Co-authored by Gerald L. Maatman, Jr. and Scott Velasquez 

Today Judge Colleen McMahon of the U.S. District Court for the Southern District of New York gave final approval to a $175 million settlement of a gender discrimination class action in Velez v. Novartis Pharmaceuticals Corp., Case No. 04-9194 (S.D.N.Y.). The settlement benefits a class of more than 6,000 female current and former sales representatives who alleged systemic discrimination in pay, promotions, and other working conditions at Norvartis. To effectuate the settlement, the Court certified a settlement class of 6,026 female sales employees who worked at Novartis at any point from July 15, 2002, through July 14, 2010. View Settlement Approval Order.

Following a fairness hearing on November 18, 2010, at which no objections were raised to the proposed settlement,  Judge McMahon granted final approval to a consent decree consisting of $152.5 million in back wages, benefits, and adjusted wages, incentive payments to the named plaintiffs who helped litigate the case, and attorneys’ fees of $38.1 million and litigation costs of $2 million, plus $22.5 million in non-monetary relief representing Novartis’ commitments to enhance its employment policies to eliminate sex discrimination.  View Final Order.  As such, this is the largest Title VII employment discrimination settlement of 2010, and one of the largest ever in a workplace discrimination class action.

Novartis and the plaintiffs’ class settled the case following a jury verdict against the company under Title VII of the 1964 Civil Rights Act and jury awards of $3.4 million in compensatory damages to plaintiffs who testified at trial and $250 million in punitive damages.

The $38.125 million award of attorneys’ fees to plaintiffs’ counsel, or roughly 22 percent of the settlement total, is sure to grab the attention of class action employment lawyers in the plaintiffs’ bar.  This is by far the largest fee award in 2010 in an employment-related class action.  In her November 30 decision approving attorneys’ fees, Judge McMahon found the fee award reasonable due to the risk undertaken by plaintiffs’ counsel, the reputation and skill of both parties’ counsel, the time and labor expended, the complexity of the litigation, and the benefits bestowed upon the class.  Although the Court applied the “percentage of the fund” approach instead of a “lodestar” method in calculating the award in this common fund case, it found that under either approach the attorneys’ fees were reasonable.  In addition, the Court also granted plaintiffs’ request for reimbursement of over $2 million in litigation expenses.

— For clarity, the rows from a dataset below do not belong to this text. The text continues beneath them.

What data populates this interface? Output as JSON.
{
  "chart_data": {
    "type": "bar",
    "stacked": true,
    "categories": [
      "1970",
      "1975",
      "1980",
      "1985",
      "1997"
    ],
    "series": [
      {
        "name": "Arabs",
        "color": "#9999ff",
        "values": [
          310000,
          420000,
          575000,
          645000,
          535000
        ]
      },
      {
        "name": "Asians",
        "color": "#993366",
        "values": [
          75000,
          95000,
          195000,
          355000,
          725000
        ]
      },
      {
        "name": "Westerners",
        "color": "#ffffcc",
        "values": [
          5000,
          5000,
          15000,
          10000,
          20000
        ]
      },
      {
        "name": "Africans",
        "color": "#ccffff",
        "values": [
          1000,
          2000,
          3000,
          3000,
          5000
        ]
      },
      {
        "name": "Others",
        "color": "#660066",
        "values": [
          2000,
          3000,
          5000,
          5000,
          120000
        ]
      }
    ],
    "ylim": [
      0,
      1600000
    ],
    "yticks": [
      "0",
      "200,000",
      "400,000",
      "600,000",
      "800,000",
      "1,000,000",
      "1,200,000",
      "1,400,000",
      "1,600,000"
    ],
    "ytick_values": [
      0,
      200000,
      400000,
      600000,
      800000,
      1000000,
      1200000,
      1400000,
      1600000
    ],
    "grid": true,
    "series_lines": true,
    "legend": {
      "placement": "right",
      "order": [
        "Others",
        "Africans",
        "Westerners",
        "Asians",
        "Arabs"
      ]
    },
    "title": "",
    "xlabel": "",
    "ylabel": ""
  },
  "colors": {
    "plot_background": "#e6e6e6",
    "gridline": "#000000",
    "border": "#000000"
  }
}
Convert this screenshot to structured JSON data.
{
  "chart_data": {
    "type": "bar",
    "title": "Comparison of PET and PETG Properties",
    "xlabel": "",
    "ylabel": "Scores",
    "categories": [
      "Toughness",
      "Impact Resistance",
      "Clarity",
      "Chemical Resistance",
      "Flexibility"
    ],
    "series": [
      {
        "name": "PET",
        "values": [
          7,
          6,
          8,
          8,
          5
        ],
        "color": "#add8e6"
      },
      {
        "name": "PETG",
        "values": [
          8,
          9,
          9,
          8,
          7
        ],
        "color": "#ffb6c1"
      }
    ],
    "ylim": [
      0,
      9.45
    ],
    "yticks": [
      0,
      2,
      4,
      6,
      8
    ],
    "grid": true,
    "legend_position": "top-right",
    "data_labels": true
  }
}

Notably, the agreement also added novel and burdensome requirements that Novartis hire external specialists and consultants to ensure compliance with the settlement agreement.  In particular, the agreement requires that Novartis:

  • retain an external specialist to “design and carry out an annual adverse impact analysis of ratings”;
  • work with an external Compensation and Benefits specialist to “design a base salary pay-in-range analysis and subsequent adverse impact analysis of annual rates of pay”;
  • retain an “external specialist to design and carry out an adverse impact analysis” for employees qualified and interested in promotions; and
  • work with two outside consultants to “improve the overall culture of the company.” 

These unique non-monetary obligations are likely to show up on settlement checklists of the plaintiffs’ bar in negotiating future settlements of employment discrimination class actions.  Accordingly, companies with operations located in the Second Circuit should take additional precaution to update and evaluate their workplace policies.

On multiple levels, the results in Velez v. Novartis Pharmaceuticals Corp. raises the stakes for defendants in all class actions. Higher settlement demands and aggressive lawyering from the plaintiffs’ side are sure to follow in its wake.